Psikologların En Büyük Sorunu: Danışanlar Neden İlk Seans Sonrası Devam Etmiyor?

Psikologlar için en büyük zorluklardan biri, danışanların ilk seans sonrası terapi sürecine devam etmeme eğilimidir. İlk görüşmede olumlu bir atmosfer oluşturulmasına rağmen, birçok kişi bir daha randevu almaz. Peki, bu durumun arkasında hangi psikolojik ve pratik faktörler yatıyor? İşte danışanların terapi sürecini neden yarım bıraktıklarına dair üç temel neden ve çözüm önerileri!
1. İlk Seansın Beklentileri Karşılamaması

Danışanlar terapiye belirli beklentilerle gelirler ve bu beklentiler ilk seansta tam olarak karşılanmazsa devam etme konusunda kararsız kalabilirler.
Nedenleri:
- İlk seansta hızlı bir çözüm bekleme eğilimi.
- Psikoterapinin süreç odaklı bir yöntem olduğunu bilmemek.
- Terapistin yöntemi veya iletişim tarzının danışanın beklentilerine uymaması.
Çözüm Önerileri:
- İlk seansta sürecin nasıl işleyeceği konusunda açık ve net bilgilendirme yapılmalıdır.
- Danışanın terapi sürecine dair beklentilerini anlamak için sorular sorulmalı ve gerçekçi bir çerçeve çizilmelidir.
- İlk seansta küçük ama somut bir fayda sağlayarak danışana bir başlangıç noktası verilmelidir.
2. Finansal veya Zaman Yönetimi Problemleri

Terapinin sürekliliği, danışanların maddi durumu ve günlük hayatındaki yoğunlukla doğrudan ilişkilidir.
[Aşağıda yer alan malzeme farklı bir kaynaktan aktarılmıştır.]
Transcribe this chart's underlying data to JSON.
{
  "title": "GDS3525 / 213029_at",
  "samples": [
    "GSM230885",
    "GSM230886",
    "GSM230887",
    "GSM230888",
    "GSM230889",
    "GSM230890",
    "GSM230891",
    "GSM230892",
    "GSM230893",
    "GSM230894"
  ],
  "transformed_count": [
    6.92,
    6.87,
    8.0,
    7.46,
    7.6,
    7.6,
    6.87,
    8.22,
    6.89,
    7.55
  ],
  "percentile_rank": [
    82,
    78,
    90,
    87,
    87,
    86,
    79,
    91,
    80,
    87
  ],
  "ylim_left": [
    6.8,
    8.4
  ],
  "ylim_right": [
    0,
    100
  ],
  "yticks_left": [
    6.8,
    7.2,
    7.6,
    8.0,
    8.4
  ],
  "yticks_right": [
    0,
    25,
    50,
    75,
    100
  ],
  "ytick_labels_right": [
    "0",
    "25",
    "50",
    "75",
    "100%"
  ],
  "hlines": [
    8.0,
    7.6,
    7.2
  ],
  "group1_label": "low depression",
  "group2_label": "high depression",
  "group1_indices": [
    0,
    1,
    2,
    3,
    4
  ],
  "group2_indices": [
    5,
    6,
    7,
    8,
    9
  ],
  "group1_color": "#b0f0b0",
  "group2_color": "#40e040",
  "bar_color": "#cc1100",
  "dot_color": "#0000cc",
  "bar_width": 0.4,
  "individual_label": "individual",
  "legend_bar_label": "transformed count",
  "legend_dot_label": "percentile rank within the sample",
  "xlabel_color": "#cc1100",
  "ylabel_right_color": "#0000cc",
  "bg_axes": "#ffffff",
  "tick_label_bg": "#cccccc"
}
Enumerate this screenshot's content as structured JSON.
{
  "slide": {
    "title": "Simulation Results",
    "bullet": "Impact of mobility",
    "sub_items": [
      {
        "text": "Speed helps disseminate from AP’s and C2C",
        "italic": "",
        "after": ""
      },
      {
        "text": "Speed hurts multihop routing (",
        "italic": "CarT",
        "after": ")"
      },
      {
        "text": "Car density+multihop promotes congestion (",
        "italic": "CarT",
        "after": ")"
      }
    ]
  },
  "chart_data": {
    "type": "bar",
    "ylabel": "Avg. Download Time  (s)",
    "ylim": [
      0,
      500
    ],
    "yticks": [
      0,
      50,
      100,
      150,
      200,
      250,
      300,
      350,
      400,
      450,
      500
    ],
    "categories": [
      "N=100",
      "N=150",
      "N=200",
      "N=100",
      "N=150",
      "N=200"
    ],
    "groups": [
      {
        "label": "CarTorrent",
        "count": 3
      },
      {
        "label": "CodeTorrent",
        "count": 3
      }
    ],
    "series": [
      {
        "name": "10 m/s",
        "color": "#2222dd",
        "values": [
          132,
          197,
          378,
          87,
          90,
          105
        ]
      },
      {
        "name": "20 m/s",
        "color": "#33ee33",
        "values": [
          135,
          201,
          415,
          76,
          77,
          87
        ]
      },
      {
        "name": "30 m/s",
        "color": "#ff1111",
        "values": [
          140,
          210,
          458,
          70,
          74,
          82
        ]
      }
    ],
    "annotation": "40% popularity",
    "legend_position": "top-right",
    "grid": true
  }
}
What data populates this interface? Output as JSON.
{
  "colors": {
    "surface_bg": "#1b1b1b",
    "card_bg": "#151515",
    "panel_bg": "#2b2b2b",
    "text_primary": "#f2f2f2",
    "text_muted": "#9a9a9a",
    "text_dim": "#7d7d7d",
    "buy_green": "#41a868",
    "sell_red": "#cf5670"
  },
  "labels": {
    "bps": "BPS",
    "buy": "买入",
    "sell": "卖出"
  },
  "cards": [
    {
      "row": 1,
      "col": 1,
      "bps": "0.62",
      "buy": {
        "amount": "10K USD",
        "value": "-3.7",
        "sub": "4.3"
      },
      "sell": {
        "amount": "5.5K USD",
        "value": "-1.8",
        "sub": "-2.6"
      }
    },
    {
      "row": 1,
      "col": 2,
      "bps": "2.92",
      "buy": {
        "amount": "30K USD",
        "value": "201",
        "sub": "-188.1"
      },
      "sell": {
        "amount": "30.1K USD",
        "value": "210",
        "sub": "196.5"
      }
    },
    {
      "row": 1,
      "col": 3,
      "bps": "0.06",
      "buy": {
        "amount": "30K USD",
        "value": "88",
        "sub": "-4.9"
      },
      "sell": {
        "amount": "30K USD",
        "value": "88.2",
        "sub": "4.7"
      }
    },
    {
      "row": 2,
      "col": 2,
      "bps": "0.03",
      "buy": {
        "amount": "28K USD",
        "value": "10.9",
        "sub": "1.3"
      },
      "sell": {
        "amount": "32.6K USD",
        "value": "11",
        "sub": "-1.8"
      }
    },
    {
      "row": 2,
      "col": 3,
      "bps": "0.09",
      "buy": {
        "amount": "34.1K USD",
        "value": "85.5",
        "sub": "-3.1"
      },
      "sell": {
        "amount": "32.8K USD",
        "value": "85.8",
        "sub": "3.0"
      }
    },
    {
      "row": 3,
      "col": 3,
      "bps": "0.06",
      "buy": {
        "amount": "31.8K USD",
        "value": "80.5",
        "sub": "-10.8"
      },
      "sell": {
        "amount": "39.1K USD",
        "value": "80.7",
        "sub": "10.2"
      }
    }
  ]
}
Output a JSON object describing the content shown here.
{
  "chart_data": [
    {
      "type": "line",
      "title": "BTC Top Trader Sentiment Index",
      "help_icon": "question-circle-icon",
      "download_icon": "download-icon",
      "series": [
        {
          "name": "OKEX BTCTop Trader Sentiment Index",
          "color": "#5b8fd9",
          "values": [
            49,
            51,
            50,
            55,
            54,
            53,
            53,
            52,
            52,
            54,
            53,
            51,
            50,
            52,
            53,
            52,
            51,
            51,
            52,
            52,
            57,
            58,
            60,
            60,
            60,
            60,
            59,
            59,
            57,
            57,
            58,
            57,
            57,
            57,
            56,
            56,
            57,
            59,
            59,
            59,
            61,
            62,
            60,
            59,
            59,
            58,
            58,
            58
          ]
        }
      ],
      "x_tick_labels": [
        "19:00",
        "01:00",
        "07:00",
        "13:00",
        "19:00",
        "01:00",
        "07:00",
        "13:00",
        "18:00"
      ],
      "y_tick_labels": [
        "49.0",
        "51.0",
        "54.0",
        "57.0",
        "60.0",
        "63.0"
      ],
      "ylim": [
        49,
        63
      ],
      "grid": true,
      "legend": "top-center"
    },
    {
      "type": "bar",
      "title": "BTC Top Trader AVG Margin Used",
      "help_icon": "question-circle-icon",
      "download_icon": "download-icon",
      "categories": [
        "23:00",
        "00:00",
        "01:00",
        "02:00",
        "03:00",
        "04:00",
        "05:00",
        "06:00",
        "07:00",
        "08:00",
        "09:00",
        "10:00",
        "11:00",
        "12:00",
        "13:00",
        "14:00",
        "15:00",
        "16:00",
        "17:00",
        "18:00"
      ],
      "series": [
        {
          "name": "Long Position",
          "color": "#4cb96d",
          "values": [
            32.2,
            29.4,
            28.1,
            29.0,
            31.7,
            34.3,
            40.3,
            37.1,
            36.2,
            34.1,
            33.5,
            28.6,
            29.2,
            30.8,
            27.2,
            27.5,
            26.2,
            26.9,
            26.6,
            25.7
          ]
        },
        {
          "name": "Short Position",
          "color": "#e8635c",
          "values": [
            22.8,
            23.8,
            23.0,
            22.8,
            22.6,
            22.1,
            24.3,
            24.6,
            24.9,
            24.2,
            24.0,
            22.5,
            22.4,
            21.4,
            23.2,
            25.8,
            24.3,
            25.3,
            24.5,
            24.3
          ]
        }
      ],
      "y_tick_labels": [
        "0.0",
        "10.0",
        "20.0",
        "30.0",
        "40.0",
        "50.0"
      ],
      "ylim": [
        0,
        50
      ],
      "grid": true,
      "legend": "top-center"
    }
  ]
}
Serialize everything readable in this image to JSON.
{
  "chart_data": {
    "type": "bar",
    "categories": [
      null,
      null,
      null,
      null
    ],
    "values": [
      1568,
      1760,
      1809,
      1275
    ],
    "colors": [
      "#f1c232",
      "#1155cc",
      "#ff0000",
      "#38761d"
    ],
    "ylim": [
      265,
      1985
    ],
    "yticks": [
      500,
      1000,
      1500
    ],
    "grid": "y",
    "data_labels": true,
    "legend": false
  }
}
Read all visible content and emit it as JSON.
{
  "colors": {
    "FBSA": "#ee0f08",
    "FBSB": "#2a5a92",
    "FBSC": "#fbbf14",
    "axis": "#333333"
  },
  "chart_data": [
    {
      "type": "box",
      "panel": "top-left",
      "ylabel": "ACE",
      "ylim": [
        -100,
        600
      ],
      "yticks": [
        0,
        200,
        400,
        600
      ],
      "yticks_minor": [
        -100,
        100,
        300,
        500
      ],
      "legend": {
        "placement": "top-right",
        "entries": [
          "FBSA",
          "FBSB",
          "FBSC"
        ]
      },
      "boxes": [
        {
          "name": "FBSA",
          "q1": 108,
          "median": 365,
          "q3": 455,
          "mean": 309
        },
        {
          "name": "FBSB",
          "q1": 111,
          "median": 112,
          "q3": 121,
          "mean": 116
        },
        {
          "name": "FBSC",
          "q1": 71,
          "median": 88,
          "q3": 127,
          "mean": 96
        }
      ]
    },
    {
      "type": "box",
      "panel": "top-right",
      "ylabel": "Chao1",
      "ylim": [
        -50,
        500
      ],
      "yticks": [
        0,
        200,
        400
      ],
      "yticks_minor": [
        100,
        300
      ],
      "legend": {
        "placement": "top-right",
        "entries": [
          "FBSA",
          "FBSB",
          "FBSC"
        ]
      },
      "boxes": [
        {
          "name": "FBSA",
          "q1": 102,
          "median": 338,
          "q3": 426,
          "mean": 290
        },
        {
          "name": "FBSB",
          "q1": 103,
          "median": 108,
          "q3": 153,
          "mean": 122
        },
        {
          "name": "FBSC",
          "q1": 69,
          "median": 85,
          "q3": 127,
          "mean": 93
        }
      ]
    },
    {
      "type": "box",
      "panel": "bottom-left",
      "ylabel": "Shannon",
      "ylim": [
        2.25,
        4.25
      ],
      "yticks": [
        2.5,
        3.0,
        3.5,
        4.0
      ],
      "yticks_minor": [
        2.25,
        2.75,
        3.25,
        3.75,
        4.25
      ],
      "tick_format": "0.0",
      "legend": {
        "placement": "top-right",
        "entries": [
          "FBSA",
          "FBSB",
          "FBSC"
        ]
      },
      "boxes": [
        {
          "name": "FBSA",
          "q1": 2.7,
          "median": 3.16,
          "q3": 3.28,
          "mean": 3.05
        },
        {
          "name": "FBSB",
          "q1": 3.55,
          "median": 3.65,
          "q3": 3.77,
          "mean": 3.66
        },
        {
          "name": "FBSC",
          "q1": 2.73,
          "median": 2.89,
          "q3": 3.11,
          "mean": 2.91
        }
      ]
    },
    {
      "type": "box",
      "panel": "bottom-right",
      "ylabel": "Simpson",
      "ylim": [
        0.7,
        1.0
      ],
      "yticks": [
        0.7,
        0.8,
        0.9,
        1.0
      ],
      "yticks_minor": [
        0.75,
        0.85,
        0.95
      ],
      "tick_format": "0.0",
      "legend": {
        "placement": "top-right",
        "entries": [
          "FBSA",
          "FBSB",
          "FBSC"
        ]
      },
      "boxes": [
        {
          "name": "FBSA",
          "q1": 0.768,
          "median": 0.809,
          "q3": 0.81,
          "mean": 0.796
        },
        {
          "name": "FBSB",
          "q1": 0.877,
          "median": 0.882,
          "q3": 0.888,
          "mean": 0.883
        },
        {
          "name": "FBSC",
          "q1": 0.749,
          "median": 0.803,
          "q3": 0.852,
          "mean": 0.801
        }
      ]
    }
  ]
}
Birçok kişi terapiyi önemli görse de bütçe ve zaman ayırma konusunda zorlanabilir.
Nedenleri:
- Terapinin maliyetinin danışan için uzun vadede sürdürülebilir olmaması.
- Randevu planlamasının danışanın günlük hayatına uygun olmaması.
- Alternatif yollarla (YouTube videoları, kitaplar, ücretsiz içerikler) kendi kendine yardım etmeyi denemesi.
Çözüm Önerileri:
- Seansların sıklığını danışanın bütçesine ve programına uygun şekilde planlamak için esnek takvim oluşturulabilir.
- Grup terapisi veya kısa süreli destek paketleri gibi farklı seçenekler sunulabilir.
- Terapinin uzun vadeli faydalarını açıklayarak danışanın yatırım yapma motivasyonunu artırmak mümkündür.
3. Duygusal Rahatsızlık ve Direnç

Terapi süreci bazı kişiler için duygusal olarak zorlayıcı olabilir ve danışanlar, içsel direnç nedeniyle terapiden kaçınabilirler.
Nedenleri:
- İlk seansta konuşulan konuların danışanı beklediğinden daha fazla zorlaması.
- Kendi problemleriyle yüzleşmenin getirdiği rahatsızlık hissi.
- “Benim sorunum o kadar büyük değil” veya “Kendi başıma halledebilirim” düşüncesine kapılmak.
Çözüm Önerileri:
- İlk seansta danışanın kendisini rahat hissetmesini sağlamak için yavaş bir başlangıç yapılmalı ve fazla yoğun konulara girilmemelidir.
- Küçük başarılar vurgulanarak danışanın terapi sürecinde ilerleme kaydedebileceğine dair motivasyon artırılmalıdır.
- Terapinin bir keşif süreci olduğu anlatılarak danışanın süreci kişisel gelişimin bir parçası olarak görmesi sağlanmalıdır.
Sonuç
Danışanların ilk seanstan sonra devam etmemesi birçok faktörden kaynaklanabilir. Beklentilerin iyi yönetilmesi, terapinin sürdürülebilir hale getirilmesi ve danışanın duygusal sürecine uygun bir yaklaşım benimsenmesi, bu sorunun çözümüne yardımcı olabilir. Terapistler, danışanlarıyla güçlü bir bağ kurarak ve sürecin faydalarını açık bir şekilde aktararak terapiye devam etme oranlarını artırabilirler.